Montgomery, who has held several positions with the company in airport affairs going back to the late 1970s, says the airline is focused on right-sizing its schedule with the idea of breaking even by mid-2021. He told listeners that no party should get a free ride. He discussed the “airport ecosystem,” where concessionaires, airlines and other operators each pay portions of the fees and said unilaterally changing any facet of the equation to the benefit of one party could hurt others.

“The economic environment remains cloudy,” he says. “It’s very dark and hard to see through. We shouldn’t feel pressure to solve it in the short run.”

He did note, however, that airports are among the most credit-worthy entities in transportation, with most sporting investment-grade credit ratings, both because of the strength of the population that flies and the existence of reserve funds that have been built up for a “rainy day.”

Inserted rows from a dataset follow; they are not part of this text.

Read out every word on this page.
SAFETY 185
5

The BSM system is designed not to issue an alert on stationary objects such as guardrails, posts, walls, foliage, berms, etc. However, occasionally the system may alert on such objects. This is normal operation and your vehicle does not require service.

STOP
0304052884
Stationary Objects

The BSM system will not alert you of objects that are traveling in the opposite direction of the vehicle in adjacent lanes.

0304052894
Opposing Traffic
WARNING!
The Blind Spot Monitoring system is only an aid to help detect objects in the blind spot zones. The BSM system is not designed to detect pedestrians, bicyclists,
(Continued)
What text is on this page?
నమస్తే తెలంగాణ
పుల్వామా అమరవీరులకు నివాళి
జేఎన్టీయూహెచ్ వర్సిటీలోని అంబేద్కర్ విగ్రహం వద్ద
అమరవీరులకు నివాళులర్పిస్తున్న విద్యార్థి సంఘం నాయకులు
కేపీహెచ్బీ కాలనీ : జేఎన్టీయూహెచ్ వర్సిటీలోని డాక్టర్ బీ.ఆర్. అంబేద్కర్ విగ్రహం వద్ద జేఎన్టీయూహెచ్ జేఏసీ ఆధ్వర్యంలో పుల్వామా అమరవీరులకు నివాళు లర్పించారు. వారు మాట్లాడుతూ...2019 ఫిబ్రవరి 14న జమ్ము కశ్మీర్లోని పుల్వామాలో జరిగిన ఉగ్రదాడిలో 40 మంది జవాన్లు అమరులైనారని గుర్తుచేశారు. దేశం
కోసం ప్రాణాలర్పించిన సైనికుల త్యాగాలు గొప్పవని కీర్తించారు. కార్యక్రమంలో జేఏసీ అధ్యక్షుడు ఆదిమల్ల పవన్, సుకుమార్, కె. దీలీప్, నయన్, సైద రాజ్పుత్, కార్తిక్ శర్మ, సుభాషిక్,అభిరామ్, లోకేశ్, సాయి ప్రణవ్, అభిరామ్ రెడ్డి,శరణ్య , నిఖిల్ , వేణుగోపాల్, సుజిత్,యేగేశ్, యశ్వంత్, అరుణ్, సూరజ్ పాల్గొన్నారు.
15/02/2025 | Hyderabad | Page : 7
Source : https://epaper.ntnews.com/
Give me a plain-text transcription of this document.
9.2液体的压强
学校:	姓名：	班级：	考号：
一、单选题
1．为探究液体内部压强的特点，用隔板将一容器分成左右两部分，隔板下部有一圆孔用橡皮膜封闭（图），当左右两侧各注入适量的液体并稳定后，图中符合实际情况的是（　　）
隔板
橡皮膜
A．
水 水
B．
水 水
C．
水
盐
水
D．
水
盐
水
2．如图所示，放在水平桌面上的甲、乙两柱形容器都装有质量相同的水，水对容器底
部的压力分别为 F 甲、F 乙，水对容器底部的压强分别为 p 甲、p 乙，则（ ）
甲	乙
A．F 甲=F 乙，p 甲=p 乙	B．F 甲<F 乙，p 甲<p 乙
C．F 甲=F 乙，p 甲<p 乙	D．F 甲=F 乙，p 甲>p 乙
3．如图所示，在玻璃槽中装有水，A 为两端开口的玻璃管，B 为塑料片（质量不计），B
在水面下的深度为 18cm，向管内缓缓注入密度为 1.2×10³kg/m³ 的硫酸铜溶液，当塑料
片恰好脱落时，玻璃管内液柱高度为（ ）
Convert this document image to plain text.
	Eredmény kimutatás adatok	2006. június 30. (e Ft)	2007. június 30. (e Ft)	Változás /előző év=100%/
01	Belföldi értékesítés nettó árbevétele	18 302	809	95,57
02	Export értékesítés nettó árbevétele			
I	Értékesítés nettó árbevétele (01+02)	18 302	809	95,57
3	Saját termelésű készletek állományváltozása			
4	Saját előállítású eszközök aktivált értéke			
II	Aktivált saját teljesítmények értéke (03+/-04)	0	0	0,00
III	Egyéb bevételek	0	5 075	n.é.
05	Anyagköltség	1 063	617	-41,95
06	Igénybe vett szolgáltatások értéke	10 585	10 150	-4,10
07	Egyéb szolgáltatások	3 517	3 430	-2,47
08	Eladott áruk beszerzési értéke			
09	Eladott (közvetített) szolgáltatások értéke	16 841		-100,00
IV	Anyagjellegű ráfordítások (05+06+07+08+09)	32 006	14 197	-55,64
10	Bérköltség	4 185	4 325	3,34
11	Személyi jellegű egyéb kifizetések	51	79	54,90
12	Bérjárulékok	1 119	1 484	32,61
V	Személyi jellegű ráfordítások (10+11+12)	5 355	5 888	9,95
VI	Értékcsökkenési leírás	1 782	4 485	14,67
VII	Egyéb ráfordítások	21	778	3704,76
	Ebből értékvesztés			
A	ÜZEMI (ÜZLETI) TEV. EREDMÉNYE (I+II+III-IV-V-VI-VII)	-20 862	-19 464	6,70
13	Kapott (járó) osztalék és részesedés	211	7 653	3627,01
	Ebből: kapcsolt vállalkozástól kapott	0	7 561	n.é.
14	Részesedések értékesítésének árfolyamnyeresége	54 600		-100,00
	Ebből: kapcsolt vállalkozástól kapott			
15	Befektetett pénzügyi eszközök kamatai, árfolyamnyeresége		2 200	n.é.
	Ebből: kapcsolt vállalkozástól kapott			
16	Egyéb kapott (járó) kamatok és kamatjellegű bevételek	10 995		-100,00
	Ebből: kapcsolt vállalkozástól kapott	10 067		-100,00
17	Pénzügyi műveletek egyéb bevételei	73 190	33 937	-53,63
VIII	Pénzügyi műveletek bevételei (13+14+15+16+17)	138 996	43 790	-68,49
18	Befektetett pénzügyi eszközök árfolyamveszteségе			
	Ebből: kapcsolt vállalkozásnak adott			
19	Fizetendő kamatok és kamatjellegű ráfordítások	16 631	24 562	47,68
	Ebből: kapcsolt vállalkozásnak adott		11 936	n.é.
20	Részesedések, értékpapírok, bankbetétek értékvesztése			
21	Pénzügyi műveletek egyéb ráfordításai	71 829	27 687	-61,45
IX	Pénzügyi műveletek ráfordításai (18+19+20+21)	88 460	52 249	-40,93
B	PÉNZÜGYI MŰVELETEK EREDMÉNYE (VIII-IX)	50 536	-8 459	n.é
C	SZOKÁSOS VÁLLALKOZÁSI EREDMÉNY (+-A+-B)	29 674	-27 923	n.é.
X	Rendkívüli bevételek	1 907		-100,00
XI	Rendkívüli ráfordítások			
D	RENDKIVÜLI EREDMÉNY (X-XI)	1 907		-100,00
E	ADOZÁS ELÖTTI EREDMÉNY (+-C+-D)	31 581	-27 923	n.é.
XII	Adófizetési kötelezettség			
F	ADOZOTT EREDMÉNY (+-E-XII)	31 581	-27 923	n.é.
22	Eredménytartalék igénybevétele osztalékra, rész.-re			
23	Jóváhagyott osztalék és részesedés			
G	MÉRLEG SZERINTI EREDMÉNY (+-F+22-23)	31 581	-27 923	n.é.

“Guess what, it’s raining,” he said, adding that airports could help immensely by dipping into those funds and CARES Act funds to lessen the burden on its partners. “It’s pouring.”

Nashir and Montgomery both touched on the practice of including Minimum Annual Guarantees (MAG) in airport contracts. Nashir noted that at SFO, as part of lease language, they have been suspended until there are two consecutive months of recovery.

Montgomery says he regularly hears from concessions partners complaining about how contracts are out of date, submitting bids is expensive and pricing is too high.

“Given the pandemic and the effects, I can’t see anyone ever entering into a contract with a MAG again,” he said. “I’m not smart enough to know what replaces it, but I can’t see that as a primary feature going forward.”

He says airports and their partners need to “find the silver lining in this cloud and come up with good, practical ways to reduce the cost of bidding for these wonderful concessions and we have to figure out a good way to price them.”

Nashir and Montgomery both noted that the pandemic does provide an opportunity to work together as partners to better the industry. “There has never been a greater time for us to understand and improve the way we do business together,” Nashir said.

Montgomery cited Southwest CEO Gary Kelly, who has been noting publicly how the Spanish Flu that claimed millions of lives around the world between early 1918 and mid-2020 was followed by the “Roaring Twenties,” a decade of recovery, economic growth and prosperity.

“We know the sun is going to come up tomorrow,” Montgomery says. “And when it does, we want to be prepared to dance in that sunshine.”